Il a été arrêté le 18 avril dernier au petit matin à son domicile puis relâché quelques jours plus tard après avoir été auditionné par la Cour de répression des infractions économiques et du terrorisme (CRIET). Mais il peut être à nouveau appréhendé à tout moment, puisqu’il reste sous convocation. Son tort, avoir émis, des critiques sur la pertinence des choix économiques du pouvoir. En démontrant chiffres à l’appui qu’ils sont en train de surendetter le pays.

Des manifestations pacifiques ont été interdites à la veille des dernières élections législatives et plusieurs manifestants ont été arrêtés. Ce qu’a dénoncé Amnesty International, en exprimant son inquiétude face au «climat de répression des manifestations et à la vague d’arrestations d’opposants».

La plupart des institutions du pays sont également sous contrôle. La Cour constitutionnelle est présidée par Joseph Djogbénou depuis juin 2018. Quinquagénaire vibrionnant, Djogbénou, agrégé en droit privé et en sciences criminelles, est un intime de Patrice Talon, dont il fut l’un des avocats, avant d’être nommé ministre de la Justice en mars 2018 dans son premier gouvernement.
Ce verrouillage de la sphère politique et institutionnelle se double d’une mainmise sur des secteurs clés de l’économie du pays. Que Patrice Talon qui a fait fortune dans la filière des intrants agricoles dans les années 1980, puis de l’égrenage de coton au cours des années 1990-2000, – il a été classé au 15ème rang des plus grandes fortunes d’Afrique subsaharienne dans le classement Forbes 2015 avec un patrimoine estimé à 401 millions de dollars- contrôle à travers ses entreprises.

«Inquiétude d’Amnesty International»

Il avait aussi présidé le conseil d’administration de Benin Control, société à laquelle avait été attribué le programme de vérification des importations (PVI) en 2011 par le gouvernement de Thomas Boni Yayi, et dont la tâche était de vérifier la valeur des marchandises entrant dans le pays.

Le contrat a été résilié 17 mois plus tard quand les deux hommes se sont fâchés. Mais peu après son accession à la magistrature suprême, Patrice Talon s’est empressé de réhabiliter Benin Control (2).
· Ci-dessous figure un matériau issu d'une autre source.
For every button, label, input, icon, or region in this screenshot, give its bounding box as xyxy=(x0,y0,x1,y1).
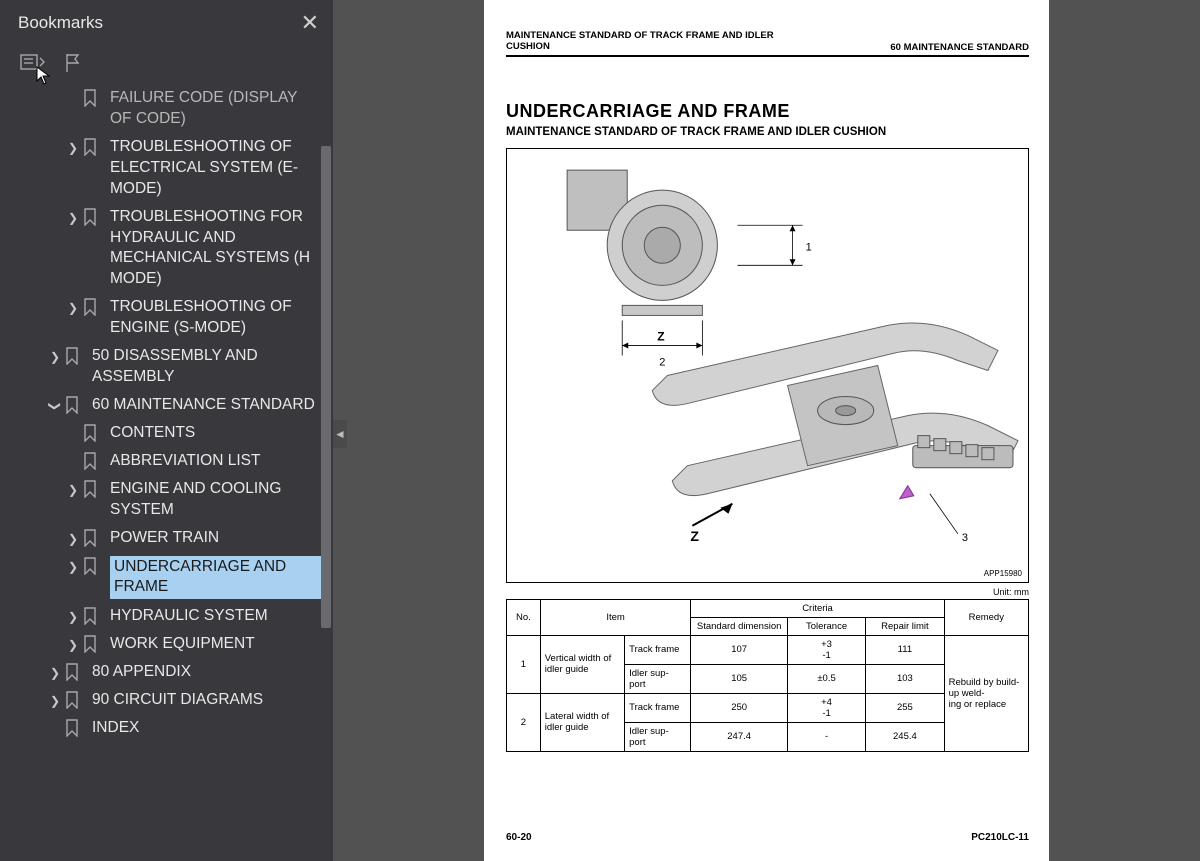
bookmark-item[interactable]: ❯ POWER TRAIN xyxy=(6,524,329,552)
document-page: MAINTENANCE STANDARD OF TRACK FRAME AND … xyxy=(484,0,1049,861)
col-no: No. xyxy=(507,599,541,635)
col-tol: Tolerance xyxy=(787,617,865,635)
svg-text:Z: Z xyxy=(657,329,664,343)
bookmark-item[interactable]: ❯ WORK EQUIPMENT xyxy=(6,630,329,658)
technical-figure: 1 Z 2 xyxy=(506,148,1029,583)
header-right: 60 MAINTENANCE STANDARD xyxy=(890,42,1029,53)
bookmark-item[interactable]: ❯ TROUBLESHOOTING OF ELECTRICAL SYSTEM (E… xyxy=(6,133,329,203)
bookmark-options-icon[interactable] xyxy=(20,52,42,74)
chevron-right-icon[interactable]: ❯ xyxy=(64,559,82,575)
chevron-right-icon[interactable]: ❯ xyxy=(64,609,82,625)
bookmark-item[interactable]: ›ABBREVIATION LIST xyxy=(6,447,329,475)
bookmark-item[interactable]: ›CONTENTS xyxy=(6,419,329,447)
specification-table: No. Item Criteria Remedy Standard dimens… xyxy=(506,599,1029,752)
bookmark-item[interactable]: ❯ 90 CIRCUIT DIAGRAMS xyxy=(6,686,329,714)
bookmark-item[interactable]: ›FAILURE CODE (DISPLAY OF CODE) xyxy=(6,84,329,133)
chevron-down-icon[interactable]: ❯ xyxy=(47,397,63,415)
chevron-right-icon[interactable]: ❯ xyxy=(64,531,82,547)
bookmark-label: WORK EQUIPMENT xyxy=(110,634,327,655)
chevron-right-icon[interactable]: ❯ xyxy=(46,349,64,365)
chevron-right-icon[interactable]: ❯ xyxy=(64,300,82,316)
sidebar-collapse-handle[interactable]: ◄ xyxy=(333,420,347,448)
scrollbar-thumb[interactable] xyxy=(321,146,331,628)
sidebar-header: Bookmarks ✕ xyxy=(0,0,333,50)
page-footer: 60-20 PC210LC-11 xyxy=(506,832,1029,843)
svg-text:Z: Z xyxy=(690,528,699,544)
sidebar-title: Bookmarks xyxy=(18,13,103,33)
bookmark-label: 50 DISASSEMBLY AND ASSEMBLY xyxy=(92,346,327,388)
bookmark-label: 90 CIRCUIT DIAGRAMS xyxy=(92,690,327,711)
bookmark-item[interactable]: ❯ ENGINE AND COOLING SYSTEM xyxy=(6,475,329,524)
bookmark-item[interactable]: ❯ TROUBLESHOOTING OF ENGINE (S-MODE) xyxy=(6,293,329,342)
page-running-header: MAINTENANCE STANDARD OF TRACK FRAME AND … xyxy=(506,30,1029,57)
bookmark-item[interactable]: ❯ HYDRAULIC SYSTEM xyxy=(6,602,329,630)
bookmark-label: CONTENTS xyxy=(110,423,327,444)
unit-label: Unit: mm xyxy=(506,587,1029,597)
bookmark-flag-icon[interactable] xyxy=(62,52,84,74)
bookmark-label: TROUBLESHOOTING OF ELECTRICAL SYSTEM (E-… xyxy=(110,137,327,200)
bookmark-label: TROUBLESHOOTING OF ENGINE (S-MODE) xyxy=(110,297,327,339)
col-rep: Repair limit xyxy=(866,617,944,635)
figure-svg: 1 Z 2 xyxy=(507,149,1028,582)
col-criteria: Criteria xyxy=(691,599,944,617)
bookmark-label: UNDERCARRIAGE AND FRAME xyxy=(110,556,327,600)
bookmark-label: POWER TRAIN xyxy=(110,528,327,549)
bookmark-item[interactable]: ❯ 50 DISASSEMBLY AND ASSEMBLY xyxy=(6,342,329,391)
bookmark-label: FAILURE CODE (DISPLAY OF CODE) xyxy=(110,88,327,130)
col-remedy: Remedy xyxy=(944,599,1028,635)
bookmark-label: INDEX xyxy=(92,718,327,739)
table-row: 1Vertical width of idler guideTrack fram… xyxy=(507,635,1029,664)
col-std: Standard dimension xyxy=(691,617,787,635)
page-title: UNDERCARRIAGE AND FRAME xyxy=(506,101,1029,122)
bookmark-label: 60 MAINTENANCE STANDARD xyxy=(92,395,327,416)
page-number: 60-20 xyxy=(506,832,532,843)
svg-text:3: 3 xyxy=(962,532,968,544)
chevron-right-icon[interactable]: ❯ xyxy=(46,693,64,709)
model-number: PC210LC-11 xyxy=(971,832,1029,843)
bookmark-label: HYDRAULIC SYSTEM xyxy=(110,606,327,627)
bookmark-item[interactable]: ›INDEX xyxy=(6,714,329,742)
bookmark-tree[interactable]: ›FAILURE CODE (DISPLAY OF CODE) ❯ TROUBLES… xyxy=(0,84,333,861)
bookmark-item[interactable]: ❯ TROUBLESHOOTING FOR HYDRAULIC AND MECHA… xyxy=(6,203,329,294)
chevron-right-icon[interactable]: ❯ xyxy=(64,637,82,653)
bookmark-label: ENGINE AND COOLING SYSTEM xyxy=(110,479,327,521)
tree-scrollbar[interactable] xyxy=(321,84,331,861)
chevron-right-icon[interactable]: ❯ xyxy=(64,210,82,226)
bookmark-label: TROUBLESHOOTING FOR HYDRAULIC AND MECHAN… xyxy=(110,207,327,291)
bookmark-label: ABBREVIATION LIST xyxy=(110,451,327,472)
bookmark-item[interactable]: ❯ 80 APPENDIX xyxy=(6,658,329,686)
bookmarks-sidebar: Bookmarks ✕ ›FAILURE CODE (DISPLAY OF CO… xyxy=(0,0,333,861)
page-viewer[interactable]: MAINTENANCE STANDARD OF TRACK FRAME AND … xyxy=(333,0,1200,861)
chevron-right-icon[interactable]: ❯ xyxy=(46,665,64,681)
chevron-right-icon[interactable]: ❯ xyxy=(64,482,82,498)
bookmark-item[interactable]: ❯ UNDERCARRIAGE AND FRAME xyxy=(6,552,329,603)
svg-text:1: 1 xyxy=(806,241,812,253)
svg-text:2: 2 xyxy=(659,356,665,368)
sidebar-toolbar xyxy=(0,50,333,84)
bookmark-item[interactable]: ❯ 60 MAINTENANCE STANDARD xyxy=(6,391,329,419)
bookmark-label: 80 APPENDIX xyxy=(92,662,327,683)
figure-id: APP15980 xyxy=(984,569,1022,578)
col-item: Item xyxy=(540,599,691,635)
chevron-right-icon[interactable]: ❯ xyxy=(64,140,82,156)
page-subtitle: MAINTENANCE STANDARD OF TRACK FRAME AND … xyxy=(506,126,1029,138)
header-left: MAINTENANCE STANDARD OF TRACK FRAME AND … xyxy=(506,30,786,53)
close-icon[interactable]: ✕ xyxy=(301,10,319,36)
Certes, il ne dirige plus personnellement toutes ses sociétés, mais nul doute qu’il en demeure le vrai patron. D’où les accusations de conflit d’intérêt dont il fait régulièrement l’objet.

Alarmés par la grave crise électorale que traverse le «Bénin qui a su organiser depuis presque 30 ans, une vie politique démocratique, avec des votes réguliers et des alternances sans violence», une cinquantaine de membres de la communauté scientifique internationale ont récemment lancé un appel au successeur de Thomas Yayi Boni pour qu’il «convoque de nouvelles élections législatives sur des bases nouvelles qui garantissent, au lieu de l’exclure à priori, la participation effective de l’opposition à une compétition nationale ouverte et transparente».

Mais celui qui ne cache pas son admiration pour Paul Kagamé son homologue rwandais, répondra-t-il favorablement à leur requête ? Où restera-t-il droit dans ses bottes au risque de fragiliser davantage le pays, au moment où un autre péril plus inquiétant plane sur lui ? L’enlèvement le 1er mai dernier de deux touristes français en excursion dans la réserve de Pendjari (nord-ouest) non loin de la frontière avec le Burkina Faso et l’assassinat de Fiacre Gbédji leur guide béninois, (3) prouve que les métastases du cancer djihadiste qui ronge le Sahel, touchent désormais les pays côtiers comme le Bénin, le Ghana et le Togo.

(1) Leur appel au boycott a été massivement suivi. De l’aveu même de la Commission électorale, le taux de participation était officiellement de 23%. Chiffres portés à 27% par le Cour constitutionnelle. Il n’aurait jamais dépassé 10% selon l’opposition. Une abstention record. A titre de comparaison, le taux de participation était de 66% aux élections législatives de 2015.

(2) Saisie par Benin Control, la Cour commune de justice et d’arbitrage de la CEDEAO, basée à Abidjan avait condamné l’état béninois à rétablir la firme dans ses droits sous peine de payer 142 milliards de francs CFA à Patrice Talon.

(3) Les deux touristes français ont été libérés dans le nord du Burkina Faso ainsi que deux autres otages, une Sud-Coréenne et une Américaine par des éléments des forces spéciales françaises. Opération au cours de laquelle deux d’entre eux, Alain Bertoncello et Cédric de Pierrepont ont trouvé la mort.